As for unplugging from the internet, I do use it each day. I find the internet useful.
I don't unplug for long periods of time, like a wilderness adventure, or summer camp for unplugging.
Instead I unplug by just not being connected to it 24/7. I tend to use posts and comments to things like Facebook walls rather than real time chats. My relationships with people don't require me to be there for them 24/7.
I often tell people, I am not a 24 hour radio station.
Before the term 24/7 became popular, I was fascinated in 24 hour radio stations. They were more rare in the late 1960s / early 1970s. I had an interest in the tubes warming up and staying on for days on end.
Living in a basement room in my parents house, I had a 300 watt lightbulb with no lampshade. It did have a porcelain socket for safety. It reminded me of a powerful tube. During college, I set it up in my dorm room, but didn't use it that much. One time I did have it on when a friend was visiting and he said that he felt like he was being interrogated by the KGB.
Most radio stations, back then, went off the air, sometimes with the Star Spangled Banner to resume broadcast next morning. Each morning, they would warm up the transmitter tubes again. It took some time for the tubes to stabilize and then they would flip another switch to start the broadcast day.
TV, back then would often start the day, as well as ending the day with a test pattern.
During high school, I thought I would have a career in radio. Of course I didn't know about social media before that technology change.
I used to hang out in the studios of KWSU Radio, in Pullman to watch and chat with a student host named John Briel thinking it was good to familiarize myself with the field I was planning to go into.

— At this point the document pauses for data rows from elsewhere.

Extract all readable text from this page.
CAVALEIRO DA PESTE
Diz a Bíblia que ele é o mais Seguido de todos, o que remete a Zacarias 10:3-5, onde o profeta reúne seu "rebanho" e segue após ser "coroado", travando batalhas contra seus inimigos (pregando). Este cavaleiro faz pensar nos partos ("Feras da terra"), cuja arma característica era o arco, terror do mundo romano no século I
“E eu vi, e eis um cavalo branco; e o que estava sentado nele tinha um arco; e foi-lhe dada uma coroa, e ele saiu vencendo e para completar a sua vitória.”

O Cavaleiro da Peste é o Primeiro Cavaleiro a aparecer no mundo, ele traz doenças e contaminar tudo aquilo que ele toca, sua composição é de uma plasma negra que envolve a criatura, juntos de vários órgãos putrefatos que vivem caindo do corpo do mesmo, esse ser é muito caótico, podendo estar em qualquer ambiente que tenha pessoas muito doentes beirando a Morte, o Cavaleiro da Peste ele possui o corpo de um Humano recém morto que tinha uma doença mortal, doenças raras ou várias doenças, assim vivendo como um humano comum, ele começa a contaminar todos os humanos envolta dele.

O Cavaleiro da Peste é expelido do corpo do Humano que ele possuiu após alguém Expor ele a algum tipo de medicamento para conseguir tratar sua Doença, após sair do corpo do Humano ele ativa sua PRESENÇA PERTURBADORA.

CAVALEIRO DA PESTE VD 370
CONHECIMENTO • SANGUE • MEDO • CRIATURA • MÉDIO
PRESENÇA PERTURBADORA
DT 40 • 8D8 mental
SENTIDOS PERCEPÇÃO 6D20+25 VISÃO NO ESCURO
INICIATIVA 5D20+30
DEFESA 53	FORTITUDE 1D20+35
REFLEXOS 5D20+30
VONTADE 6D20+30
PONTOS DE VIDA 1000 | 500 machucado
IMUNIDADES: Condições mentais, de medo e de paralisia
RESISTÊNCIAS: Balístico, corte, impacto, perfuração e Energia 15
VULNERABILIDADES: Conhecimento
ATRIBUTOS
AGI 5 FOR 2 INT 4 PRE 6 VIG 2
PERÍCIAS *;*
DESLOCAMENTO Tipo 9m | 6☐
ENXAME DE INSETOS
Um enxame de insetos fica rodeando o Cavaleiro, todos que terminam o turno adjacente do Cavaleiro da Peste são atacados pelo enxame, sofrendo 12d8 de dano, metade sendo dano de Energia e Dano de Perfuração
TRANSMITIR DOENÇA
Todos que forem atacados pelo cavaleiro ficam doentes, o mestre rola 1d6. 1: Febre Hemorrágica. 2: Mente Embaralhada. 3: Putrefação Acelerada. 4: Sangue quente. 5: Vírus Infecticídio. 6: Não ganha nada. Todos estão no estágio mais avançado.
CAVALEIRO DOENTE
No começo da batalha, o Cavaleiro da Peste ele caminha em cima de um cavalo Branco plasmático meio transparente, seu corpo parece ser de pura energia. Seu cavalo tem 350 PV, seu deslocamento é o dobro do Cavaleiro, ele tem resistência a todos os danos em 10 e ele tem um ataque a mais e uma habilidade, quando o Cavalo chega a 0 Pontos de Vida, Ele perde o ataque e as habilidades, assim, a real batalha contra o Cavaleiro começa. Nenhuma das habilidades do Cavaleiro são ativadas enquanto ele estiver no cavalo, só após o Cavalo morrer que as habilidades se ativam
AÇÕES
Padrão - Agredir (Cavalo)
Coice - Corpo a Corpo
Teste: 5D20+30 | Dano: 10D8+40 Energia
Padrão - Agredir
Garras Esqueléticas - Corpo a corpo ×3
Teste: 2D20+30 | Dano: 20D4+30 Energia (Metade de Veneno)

Some material I got while attending Communications Center dedication.
One time, I arrived at the Edward R Murrow Communications Center early in the morning. It was dedicated with that name my senior year in high school. John let me in the building and I watched as he started up the station. When he turned on the transmitter tubes, I said, "they are warming up now." His response was, "yes, everything is starting to cook."
Back then, KWSU had a studio to transmitter microwave link. The transmitter was located out by Knott Dairy Center west of Pullman. Knott Dairy Center named for Joe Knott, a colleague of my dad in the Dairy Science Department. Also a neighbor who's house was kittycorner across the back fence from ours.
The control system was a telephone dial; a rotory dial. Different number codes commanded actions out at the transmitter. Codes for turning on the tubes, codes for sending just the carrior signal as well as codes for starting the broadcast day. One time, during sunset, I saw him dial up the transmitter so I ask, "what did you just do." His answer was, "I just turned on the tower lights." Allows pilots to see the tower and avoid crashing into it.
24 hour stations, in big cities, did interest me. I picked up both KGO and KNBR, from San francisco, at night due to ionospheric skip.
Even the 24 hour stations had to shut down sometimes for transmitter maintenence. KNBR used to have a broadcast week. At 1 am early Monday morning after their Sunday evening period, they went off the air. At 4 am, they would return to the air. Sometimes I would listen to the sign on and sign off with interest. KNBR would sometimes have interesting tones, after going off the air, as they callabrated audio, I guess. Then it would turn to static as they turned off the transmitter.
KGO never seemed to go off the air. It run 24/7, week after week. I figured they had 2 transmitters. When they needed to service one, the other transmitter was switched on.
Sure enough, many years later, on the internet, I saw a picture of the inside of KGO's transmitter building. 2 identical transmitters were side by side.